0

I'm writing an application that gathers statistics of users across multiple social networks accounts. I have a collection of users and I would like to store the statistics information of each user.

Now, I have two options:

  1. Create a collection that stores users statistics documents, and add a reference object to each of the user documents that links it to the corresponding document in the statistics collection.
  2. Embed a statistics document in each of the users document.

Besides for query performance (which I'm less concerned about):

  1. what are the pros and cons of each of these approaches?
  2. What should I take into account if I choose to use references rather than embedding the information inside the user document?
omer
  • 1,242
  • 4
  • 18
  • 45
  • In my view, embedding is good if you have one-to-one or one-to-many relationships between entities, and reference is good if you have many-to-many relationships. – Priyanka Kariya May 30 '19 at 11:27
  • 1
    Also, refer https://stackoverflow.com/questions/5373198/mongodb-relationships-embed-or-reference – Priyanka Kariya May 30 '19 at 11:34

1 Answers1

0

The shape of the data is determined by the application itself.

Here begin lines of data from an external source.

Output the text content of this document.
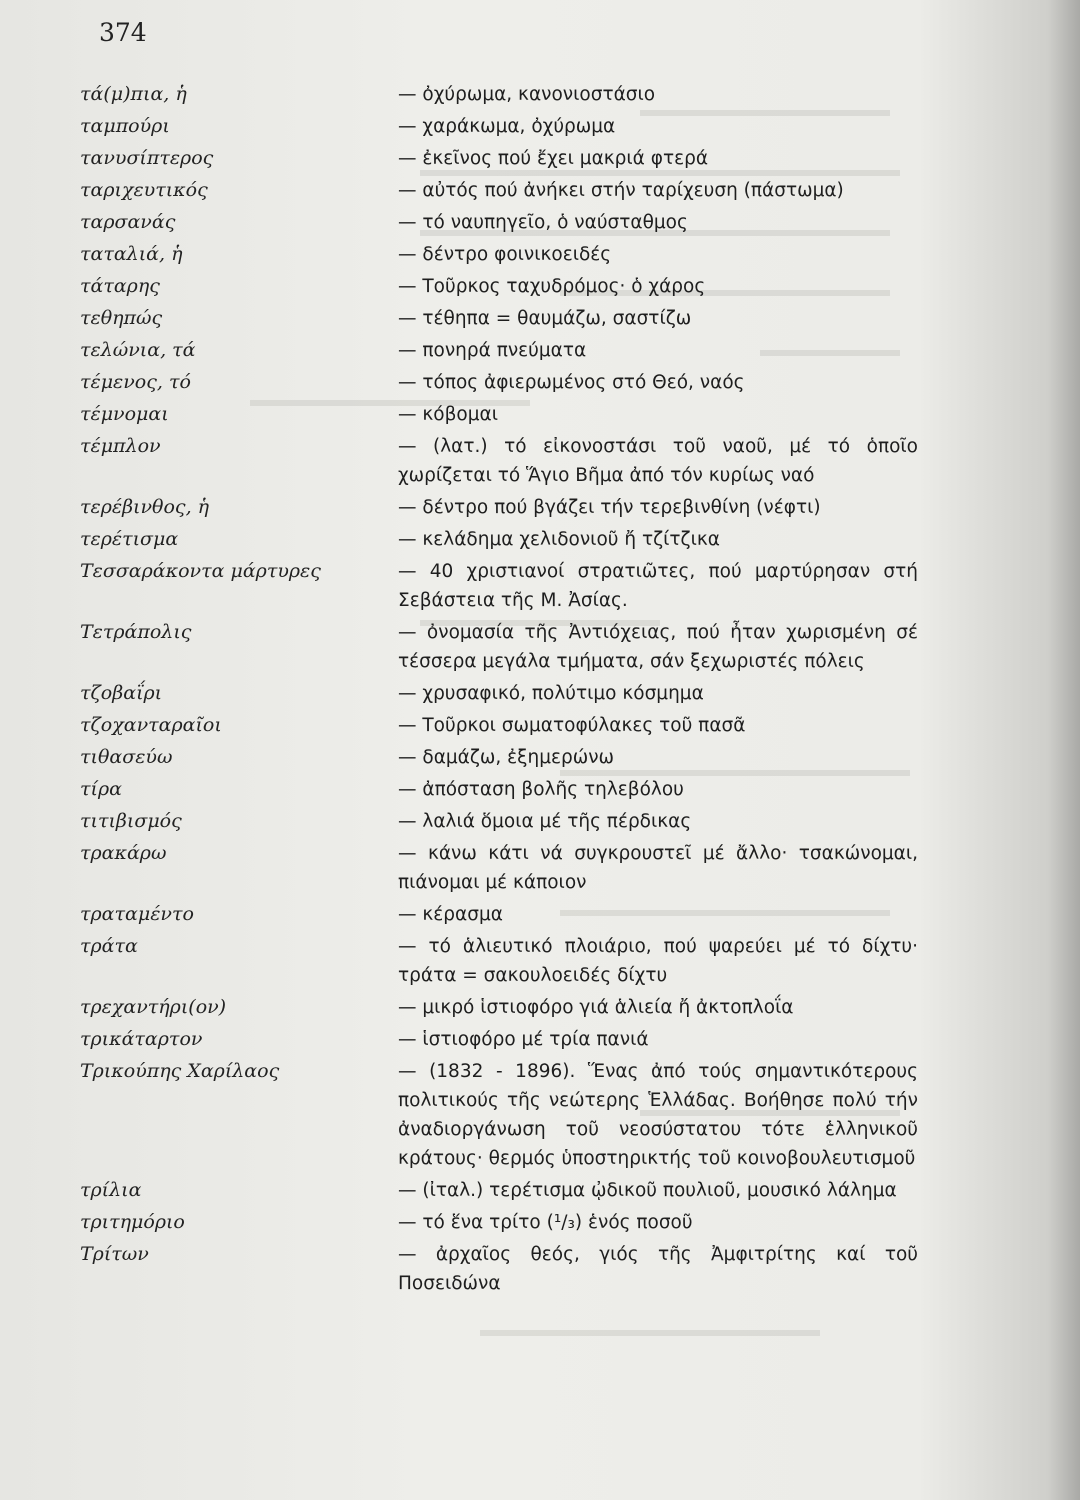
374
τά(μ)πια, ἡ	— ὀχύρωμα, κανονιοστάσιο
ταμπούρι	— χαράκωμα, ὀχύρωμα
τανυσίπτερος	— ἐκεῖνος πού ἔχει μακριά φτερά
ταριχευτικός	— αὐτός πού ἀνήκει στήν ταρίχευση (πάστωμα)
ταρσανάς	— τό ναυπηγεῖο, ὁ ναύσταθμος
ταταλιά, ἡ	— δέντρο φοινικοειδές
τάταρης	— Τοῦρκος ταχυδρόμος· ὁ χάρος
τεθηπώς	— τέθηπα = θαυμάζω, σαστίζω
τελώνια, τά	— πονηρά πνεύματα
τέμενος, τό	— τόπος ἀφιερωμένος στό Θεό, ναός
τέμνομαι	— κόβομαι
τέμπλον	— (λατ.) τό εἰκονοστάσι τοῦ ναοῦ, μέ τό ὁποῖο χωρίζεται τό Ἅγιο Βῆμα ἀπό τόν κυρίως ναό
τερέβινθος, ἡ	— δέντρο πού βγάζει τήν τερεβινθίνη (νέφτι)
τερέτισμα	— κελάδημα χελιδονιοῦ ἤ τζίτζικα
Τεσσαράκοντα μάρτυρες	— 40 χριστιανοί στρατιῶτες, πού μαρτύρησαν στή Σεβάστεια τῆς Μ. Ἀσίας.
Τετράπολις	— ὀνομασία τῆς Ἀντιόχειας, πού ἦταν χωρισμένη σέ τέσσερα μεγάλα τμήματα, σάν ξεχωριστές πόλεις
τζοβαΐρι	— χρυσαφικό, πολύτιμο κόσμημα
τζοχανταραῖοι	— Τοῦρκοι σωματοφύλακες τοῦ πασᾶ
τιθασεύω	— δαμάζω, ἐξημερώνω
τίρα	— ἀπόσταση βολῆς τηλεβόλου
τιτιβισμός	— λαλιά ὅμοια μέ τῆς πέρδικας
τρακάρω	— κάνω κάτι νά συγκρουστεῖ μέ ἄλλο· τσακώνομαι, πιάνομαι μέ κάποιον
τραταμέντο	— κέρασμα
τράτα	— τό ἁλιευτικό πλοιάριο, πού ψαρεύει μέ τό δίχτυ· τράτα = σακουλοειδές δίχτυ
τρεχαντήρι(ον)	— μικρό ἱστιοφόρο γιά ἁλιεία ἤ ἀκτοπλοΐα
τρικάταρτον	— ἱστιοφόρο μέ τρία πανιά
Τρικούπης Χαρίλαος	— (1832 - 1896). Ἕνας ἀπό τούς σημαντικότερους πολιτικούς τῆς νεώτερης Ἑλλάδας. Βοήθησε πολύ τήν ἀναδιοργάνωση τοῦ νεοσύστατου τότε ἑλληνικοῦ κράτους· θερμός ὑποστηρικτής τοῦ κοινοβουλευτισμοῦ
τρίλια	— (ἰταλ.) τερέτισμα ᾠδικοῦ πουλιοῦ, μουσικό λάλημα
τριτημόριο	— τό ἕνα τρίτο (¹/₃) ἑνός ποσοῦ
Τρίτων	— ἀρχαῖος θεός, γιός τῆς Ἀμφιτρίτης καί τοῦ Ποσειδώνα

There’s a good chance that when you are working with the users data, you probably need statistics details.

The decision about what to put in the document is pretty much determined by how the data is used by the application.

The data that is used together as users documents is a good candidate to be pre-joined or embedded.

One of the limitations of this approach is the size of the document. It should be a maximum of 16 MB.

Another approach is to split data between multiple collections.

One of the limitations of this approach is that there is no constraint in MongoDB, so there are no foreign key constraints as well.

The database does not guarantee consistency of the data. Is it up to you as a programmer to take care that your data has no orphans.

Data from multiple collections could be joined by applying the lookup operator. But, a collection is a separate file on disk, so seeking on multiple collections means seeking from multiple files, and that is, as you are probably guessing, slow.

Generally speaking, embedded data is the preferable approach.